Converging Themes: Outcomes, Documentation, and Oversight
Although California and Illinois take different regulatory paths, they converge on several core expectations, including:
- Discriminatory impact matters. Both regimes focus on outcomes, not just design intent or internal policies.
- Testing and evaluation are central. Employers are expected to understand how AI systems perform in practice and to reassess as systems evolve.
- Documentation and transparency are critical. Disclosure, recordkeeping, retention of AI Human Resources (HR) system data and evidence of responsive action are essential to defense.
- Responsibility cannot be outsourced. Employers remain accountable for AI tools provided or operated by vendors, staffing agencies or third parties.
In investigations and litigation, regulators are likely to look beyond system outputs to whether employers understood and appropriately managed the systems they chose to deploy.
What Effective Employer Readiness Looks Like
In this environment, effective compliance requires more than high-level policies. Employers should be prepared to demonstrate that they:
- Assess outcomes across protected groups. Employers should understand whether, and to what degree, an AI HR tool produces different outcomes for different groups.
- Enable meaningful comparisons. Evaluations should compare similarly situated candidates, accounting for job-related qualifications.
- Evaluate performance consistency. Testing should examine whether a system operates reliably and consistently across groups, not just in aggregate.
- Span the full lifecycle of the system. This includes pre-deployment evaluation using historical data, monitoring during pilot or initial rollout and ongoing post-deployment review as systems, data and job requirements evolve.
- Integrate with AI governance. Testing should sit within a broader governance framework that addresses permissible use, impact assessments, documentation, transparency and third-party risk management.
- Align with existing anti-discrimination programs. AI-related evaluation should complement, not replace, traditional equal employment opportunity and compliance efforts.
Isolated or one-time testing, especially testing conducted solely by vendors without employer oversight or sufficient transparency, will be increasingly difficult to defend.

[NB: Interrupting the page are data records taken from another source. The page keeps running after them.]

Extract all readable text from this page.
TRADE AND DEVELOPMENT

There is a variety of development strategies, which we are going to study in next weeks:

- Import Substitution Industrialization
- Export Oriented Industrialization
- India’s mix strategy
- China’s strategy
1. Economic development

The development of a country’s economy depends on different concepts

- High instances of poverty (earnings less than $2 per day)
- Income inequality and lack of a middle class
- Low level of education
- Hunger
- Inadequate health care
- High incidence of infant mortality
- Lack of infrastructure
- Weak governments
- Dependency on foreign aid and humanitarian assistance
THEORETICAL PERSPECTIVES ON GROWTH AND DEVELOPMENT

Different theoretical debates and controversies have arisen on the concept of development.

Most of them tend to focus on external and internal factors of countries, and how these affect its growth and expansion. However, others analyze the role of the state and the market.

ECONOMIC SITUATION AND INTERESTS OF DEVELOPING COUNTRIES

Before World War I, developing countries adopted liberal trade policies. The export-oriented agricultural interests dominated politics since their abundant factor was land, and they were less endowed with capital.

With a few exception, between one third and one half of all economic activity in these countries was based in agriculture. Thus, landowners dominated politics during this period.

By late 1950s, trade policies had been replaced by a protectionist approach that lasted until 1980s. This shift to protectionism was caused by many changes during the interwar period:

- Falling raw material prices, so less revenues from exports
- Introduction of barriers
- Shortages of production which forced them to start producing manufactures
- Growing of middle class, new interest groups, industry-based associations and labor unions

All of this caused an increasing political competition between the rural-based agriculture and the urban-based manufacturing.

What Employers Should Do Now
Employers operating in California, Illinois, or both should act now to prepare for this new enforcement landscape:
- Inventory automated decision systems. Identify where ADS tools are used across all areas of employment, including recruiting, screening, assessment and promotion.
- Build or adapt governance processes. Ensure governance frameworks explicitly address evaluation and monitoring of employment-related AI.
- Establish legal oversight. Testing and evaluation should be conducted or supervised in a way that supports defensibility and privilege where appropriate.
- Prepare for notice obligations. Illinois employers should assess where disclosures will be required and how they will be operationalized.
- Strengthen vendor oversight. Contractual terms should support transparency, access to information and the ability to evaluate system outcomes.
- Begin structured testing. Employers should not wait for enforcement activity to assess how their systems perform in practice.
How Manatt Can Help
Manatt’s and teams helps employers operationalize emerging state requirements in a way that is practical, defensible, and aligned with employment and civil rights law. We work with organizations to:
- Design evaluation and monitoring programs aligned with FEHA and Illinois Human Rights Act expectations;
- Conduct AI assessments under attorney-client privilege, where appropriate;
- Integrate AI oversight into employment compliance, investigations and response strategies;
- Support vendor diligence, negotiation and contracting for AI-assisted hiring tools; and
- Prepare for transparency and notice obligations tied to AI use in employment.
As regulators move from AI policy debates to concrete enforcement, employers that invest now in disciplined disclosure, evaluation, governance and documentation will be best positioned to manage risk.